Our company uses a Managed Data Centre to host the bulk of our equipment. Due to the inherit complexity and overheads pertaining to building and maintaining a DC, this always made sense to me. Putting your servers in a back room has various risks associated to it such as when power to your building is out, your public facing systems are also offline.
My assumption here, based on experience, is our Hosted DC is much less likely to experience a power outage and has more redundancy than our offices do. We do not have a DR Data Centre due to the high cost and lack of management buy in.
However Hosted DCs are not perfect, the one we use doesn’t provide redundant internet pipes instead we have to buy our own. This means, again due to cost, we don’t have redundant internet.
Then on Sunday night at about 19:44 a cooling unit overheated due to a collapsed bearing, burnt out and caused a general fire alarm.
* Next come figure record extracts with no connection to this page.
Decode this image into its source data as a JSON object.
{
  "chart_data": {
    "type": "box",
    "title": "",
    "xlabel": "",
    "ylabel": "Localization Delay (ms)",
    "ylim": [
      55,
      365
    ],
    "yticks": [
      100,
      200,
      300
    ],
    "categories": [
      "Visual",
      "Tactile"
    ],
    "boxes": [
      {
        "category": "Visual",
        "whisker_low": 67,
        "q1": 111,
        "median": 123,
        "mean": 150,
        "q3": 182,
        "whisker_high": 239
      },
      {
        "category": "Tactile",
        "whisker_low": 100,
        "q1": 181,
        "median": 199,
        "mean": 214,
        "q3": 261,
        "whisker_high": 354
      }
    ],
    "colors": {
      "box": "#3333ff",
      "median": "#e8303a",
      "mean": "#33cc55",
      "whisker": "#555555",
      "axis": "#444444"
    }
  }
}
The Fire Brigade attended and assessed the situation as safe, the units power was removed but all systems on the floor remained up and unaffected… or so they thought.
As part of the fire alarm, a fire suppression agent, Inergen gas, was released to contain the fire and reduce the impact to equipment in the DC. This is just one of the complexities of a modern Data Centre, traditional fire suppression systems such as Dry Powder are completely unsuitable for IT equipment as they are sucked into the chassis via the fans and coat all surfaces. This powder needs to be removed before you power the units back on or you will most certainly cause permanent damage. Power would therefore need to be cut when this was occurring.
However Inergen Gas systems are not perfect either. As we’ve become painfully aware of gas based fire suppression release can and does kill hard disks. There is both anecdotal evidence and scientific evidence that loud noises, exceeding 110dB, can significant reduce performance and cause drives to fail. Releasing inert gases at high pressure produces such sound waves.
From our experience the failures can manifest as SCSI Bus resets which can bring a system to a grinding halt or force the disk into Read Only mode, SMART disk failures or data corruption. In two cases we had both firewalls in a cluster go down, but were able to power-cycle them to recover a single member and restore service, the other side of each cluster has to be rebuilt. Some disks show OK when we check them via Management Agent, but refuse to boot due to corrupted partition tables or file systems. There specifically seems to be something wrong with the Hard disks shipped by HP, Our EMC SAN threw some SCSI bus resets but no failures and our EMC DataDomain backup system had a single disk failure, while we lost 9 HP SAS drives, 7 of which are the same part number.
We’ll be working with the DC and HP to understand how we can mitigate this issue going forwards.